Jakub et son maître ont également été joués par Milan Lasica avec Július Satinský, dans les théâtres tchèques par exemple Jiří Bartoška et Karel Heřmánek. Elle est également jouée à plusieurs reprises avec succès en France, où l’auteur de la pièce a émigré. Kundera a même épousé le futur président français de l’époque. Emmanuel Macron a joué le personnage principal de la pièce étudiante Jakub et son maître, et pendant les répétitions, il est tombé amoureux de son professeur de français, aujourd’hui sa femme Brigitte.

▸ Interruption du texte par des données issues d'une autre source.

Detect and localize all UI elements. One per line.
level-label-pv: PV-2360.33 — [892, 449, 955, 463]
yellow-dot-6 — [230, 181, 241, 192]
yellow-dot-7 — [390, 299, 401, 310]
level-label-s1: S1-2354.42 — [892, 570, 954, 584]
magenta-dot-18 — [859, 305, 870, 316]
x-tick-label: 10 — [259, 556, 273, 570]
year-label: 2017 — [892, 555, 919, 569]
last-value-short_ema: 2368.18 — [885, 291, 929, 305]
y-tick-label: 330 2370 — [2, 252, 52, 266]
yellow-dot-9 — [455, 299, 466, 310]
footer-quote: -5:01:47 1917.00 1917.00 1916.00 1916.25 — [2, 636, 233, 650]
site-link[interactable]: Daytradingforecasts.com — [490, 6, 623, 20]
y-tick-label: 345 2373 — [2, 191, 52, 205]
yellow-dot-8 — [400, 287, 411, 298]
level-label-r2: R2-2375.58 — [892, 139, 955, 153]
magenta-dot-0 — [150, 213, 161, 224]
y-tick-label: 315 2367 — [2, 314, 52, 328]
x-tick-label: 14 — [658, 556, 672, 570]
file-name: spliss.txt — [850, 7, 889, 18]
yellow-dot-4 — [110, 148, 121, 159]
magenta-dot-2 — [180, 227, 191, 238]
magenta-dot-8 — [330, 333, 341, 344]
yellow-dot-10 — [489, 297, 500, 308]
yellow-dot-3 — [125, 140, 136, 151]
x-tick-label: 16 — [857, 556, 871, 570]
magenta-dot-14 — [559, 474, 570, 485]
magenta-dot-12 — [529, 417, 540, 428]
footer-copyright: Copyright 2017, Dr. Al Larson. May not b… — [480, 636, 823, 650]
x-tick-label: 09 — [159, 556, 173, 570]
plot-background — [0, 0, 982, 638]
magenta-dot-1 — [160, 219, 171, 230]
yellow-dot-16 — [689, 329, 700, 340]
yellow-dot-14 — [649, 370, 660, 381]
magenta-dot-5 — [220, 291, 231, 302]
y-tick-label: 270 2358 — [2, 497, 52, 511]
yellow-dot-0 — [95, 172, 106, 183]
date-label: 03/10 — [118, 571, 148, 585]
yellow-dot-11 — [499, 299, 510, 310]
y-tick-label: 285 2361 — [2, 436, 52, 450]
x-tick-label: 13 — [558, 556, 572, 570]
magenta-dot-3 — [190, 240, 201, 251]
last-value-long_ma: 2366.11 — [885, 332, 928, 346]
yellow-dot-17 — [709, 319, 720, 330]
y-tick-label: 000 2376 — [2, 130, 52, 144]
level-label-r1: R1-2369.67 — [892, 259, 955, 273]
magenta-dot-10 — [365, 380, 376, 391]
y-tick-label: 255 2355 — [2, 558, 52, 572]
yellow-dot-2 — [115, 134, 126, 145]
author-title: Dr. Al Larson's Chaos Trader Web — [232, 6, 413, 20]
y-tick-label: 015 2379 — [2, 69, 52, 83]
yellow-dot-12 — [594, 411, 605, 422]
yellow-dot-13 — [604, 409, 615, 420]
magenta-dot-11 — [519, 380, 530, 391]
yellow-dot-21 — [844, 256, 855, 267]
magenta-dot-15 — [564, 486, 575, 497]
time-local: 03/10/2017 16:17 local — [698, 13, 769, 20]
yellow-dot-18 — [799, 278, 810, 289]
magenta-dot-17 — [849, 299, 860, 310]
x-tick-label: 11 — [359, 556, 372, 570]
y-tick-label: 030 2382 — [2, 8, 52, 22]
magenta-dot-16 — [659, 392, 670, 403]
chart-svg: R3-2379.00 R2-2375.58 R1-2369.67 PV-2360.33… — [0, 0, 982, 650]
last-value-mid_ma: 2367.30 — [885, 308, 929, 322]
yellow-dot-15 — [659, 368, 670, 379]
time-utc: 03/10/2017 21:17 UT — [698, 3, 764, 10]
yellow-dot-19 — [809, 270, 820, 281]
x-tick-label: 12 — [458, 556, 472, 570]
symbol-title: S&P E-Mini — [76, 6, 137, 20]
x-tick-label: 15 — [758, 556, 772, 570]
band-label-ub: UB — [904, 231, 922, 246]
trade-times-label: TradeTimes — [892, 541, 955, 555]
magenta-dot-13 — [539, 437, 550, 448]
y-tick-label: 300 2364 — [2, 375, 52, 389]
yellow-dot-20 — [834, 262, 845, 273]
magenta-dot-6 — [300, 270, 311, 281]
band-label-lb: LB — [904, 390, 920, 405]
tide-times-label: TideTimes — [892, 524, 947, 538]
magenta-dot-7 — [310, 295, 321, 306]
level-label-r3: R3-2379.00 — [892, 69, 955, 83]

Jakub et son maître a été monté en France il y a un an seulement par le metteur en scène Nicolas Briançon. « Cet hommage aux Lumières françaises nous rappelle combien le théâtre peut être un moment de délectation et d’intelligence perspicace et un hymne à la liberté de vivre, de penser et d’agir. Il n’y a pas de meilleur antidote à l’assaut de la bêtise et des ténèbres qui dans nos vies », le portail tchèque ČT24 cite le réalisateur français.
Le réalisateur Ondrej Spišák a été inspiré pour choisir une pièce pour le théâtre Astorka Korzo ’90 par l’essai de Kundera pour l’édition du livre.
« Alors qu’il était déjà un auteur interdit et qu’il ne pouvait écrire que sous le nom d’un autre, on lui proposa d’adapter l’Idiot de Dostoïevski. Il n’était pas capable de transférer sur scène le monde des émotions exagérées, cela le ramenait à son Diderot préféré. C’était peu après l’occupation de la Tchécoslovaquie, et Kundera a senti que le monde occidental était plus proche de nous que d’être intoxiqué par les dums de l’Est. Après les événements qui ont entouré la Russie l’année dernière, je me suis dit qu’il fallait jouer un théâtre libre et ludique qui , dans les idées comme dans la forme, penche vers l’histoire occidentale à laquelle nous appartenons », explique le réalisateur.